The long-term goal of this project is to provide a basis for the development of novel intervention strategies for the most common type of pancreatic cancer, ductal adenocarcinoma. This cancer has a mortality of near 100% because diagnostic markers to identify the disease at an early stage are not available. We have combined the two risk factors for this cancer, smoking and drinking, by exposing hamsters in utero to the tobacco-carcinogen NNK and ethanol, resulting in the development of pancreatic ductal adenocarcinoma. Inhibitors of arachidonic acid (AA) metabolism reduced the pancreatic cancer incidence up to 50% while a beta-blocker reduced the cancer incidence to zero. In accord with these findings, the growth of cell lines derived from human pancreatic adenocarcinomas and immortalized normal human pancreatic duct epithelia were under beta-adrenergic control via the release of AA. Based on these novel findings, we propose three specific aims.

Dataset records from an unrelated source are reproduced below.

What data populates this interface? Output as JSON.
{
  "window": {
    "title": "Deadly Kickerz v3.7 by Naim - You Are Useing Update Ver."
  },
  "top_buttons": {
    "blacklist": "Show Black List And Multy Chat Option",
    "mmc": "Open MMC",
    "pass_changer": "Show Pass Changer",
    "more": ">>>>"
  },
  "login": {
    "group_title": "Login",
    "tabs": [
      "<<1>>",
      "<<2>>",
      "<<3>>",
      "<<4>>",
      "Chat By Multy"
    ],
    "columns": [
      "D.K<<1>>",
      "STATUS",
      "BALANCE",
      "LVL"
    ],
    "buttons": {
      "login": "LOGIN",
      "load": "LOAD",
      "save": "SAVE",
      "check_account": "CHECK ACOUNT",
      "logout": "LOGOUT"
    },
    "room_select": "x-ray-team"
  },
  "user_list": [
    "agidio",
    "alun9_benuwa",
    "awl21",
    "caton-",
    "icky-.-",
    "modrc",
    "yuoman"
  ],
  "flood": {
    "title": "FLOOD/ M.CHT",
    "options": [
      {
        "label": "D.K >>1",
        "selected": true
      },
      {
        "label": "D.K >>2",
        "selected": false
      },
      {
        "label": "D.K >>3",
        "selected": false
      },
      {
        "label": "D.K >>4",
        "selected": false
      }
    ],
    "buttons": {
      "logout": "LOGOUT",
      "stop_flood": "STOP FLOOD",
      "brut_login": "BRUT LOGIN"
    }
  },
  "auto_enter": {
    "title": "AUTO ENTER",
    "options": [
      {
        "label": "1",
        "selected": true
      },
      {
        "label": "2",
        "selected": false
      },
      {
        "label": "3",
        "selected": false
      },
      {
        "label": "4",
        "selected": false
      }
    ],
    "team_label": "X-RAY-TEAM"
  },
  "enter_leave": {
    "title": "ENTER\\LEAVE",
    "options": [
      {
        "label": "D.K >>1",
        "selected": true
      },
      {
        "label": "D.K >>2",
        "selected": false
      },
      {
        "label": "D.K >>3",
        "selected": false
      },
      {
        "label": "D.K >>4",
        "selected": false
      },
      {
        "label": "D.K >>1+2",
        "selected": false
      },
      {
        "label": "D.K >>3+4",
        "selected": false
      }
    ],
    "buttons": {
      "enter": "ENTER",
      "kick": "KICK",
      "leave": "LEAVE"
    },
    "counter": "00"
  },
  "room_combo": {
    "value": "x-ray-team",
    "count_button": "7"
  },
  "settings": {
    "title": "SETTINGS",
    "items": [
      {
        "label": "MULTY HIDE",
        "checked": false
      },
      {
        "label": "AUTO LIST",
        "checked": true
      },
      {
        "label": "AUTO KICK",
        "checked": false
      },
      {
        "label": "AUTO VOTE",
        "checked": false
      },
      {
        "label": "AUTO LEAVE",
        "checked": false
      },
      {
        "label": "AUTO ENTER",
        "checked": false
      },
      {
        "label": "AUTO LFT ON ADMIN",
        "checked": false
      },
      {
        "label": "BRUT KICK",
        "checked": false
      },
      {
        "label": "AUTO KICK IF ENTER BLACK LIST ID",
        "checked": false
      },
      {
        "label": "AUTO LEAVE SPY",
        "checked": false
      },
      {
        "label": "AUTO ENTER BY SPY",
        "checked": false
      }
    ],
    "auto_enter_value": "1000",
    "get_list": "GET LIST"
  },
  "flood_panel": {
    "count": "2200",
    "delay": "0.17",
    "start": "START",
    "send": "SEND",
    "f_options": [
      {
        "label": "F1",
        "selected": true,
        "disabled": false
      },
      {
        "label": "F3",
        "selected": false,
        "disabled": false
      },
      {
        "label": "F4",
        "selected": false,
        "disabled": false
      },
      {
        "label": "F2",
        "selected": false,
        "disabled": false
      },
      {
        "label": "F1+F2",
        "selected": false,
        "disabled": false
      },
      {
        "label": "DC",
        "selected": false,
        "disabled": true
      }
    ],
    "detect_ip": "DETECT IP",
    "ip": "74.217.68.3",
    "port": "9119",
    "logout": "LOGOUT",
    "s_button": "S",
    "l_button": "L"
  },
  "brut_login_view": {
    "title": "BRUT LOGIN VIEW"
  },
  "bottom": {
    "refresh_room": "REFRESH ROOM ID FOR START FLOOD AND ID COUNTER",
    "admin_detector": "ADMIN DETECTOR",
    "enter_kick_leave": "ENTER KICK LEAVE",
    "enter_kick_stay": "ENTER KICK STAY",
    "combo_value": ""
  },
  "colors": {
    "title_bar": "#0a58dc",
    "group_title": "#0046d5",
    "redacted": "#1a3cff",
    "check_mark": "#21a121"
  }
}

Aim 1 will test the hypothesis that dietary n-3-polyunsaturated fatty acids (n-3-PUFAs) inhibit pancreatic carcinogenesis via reduction of tissue AA content and eicosanoid formation. This hypothesis will be tested in a bioassay in our hamster model, consisting of four dietary groups after completion of the tumor induction period (positive control, AA, n-3-PUFA, eicosapentaenoic acid EPA, AA+EPA). Pancreatic and liver tissues will be analyzed for fatty acids, AA-metabolites, AA-metabolizing enzymes and presence of pancreatic cancer. Data generated by this study will provide important information for dietary prevention of pancreatic cancer.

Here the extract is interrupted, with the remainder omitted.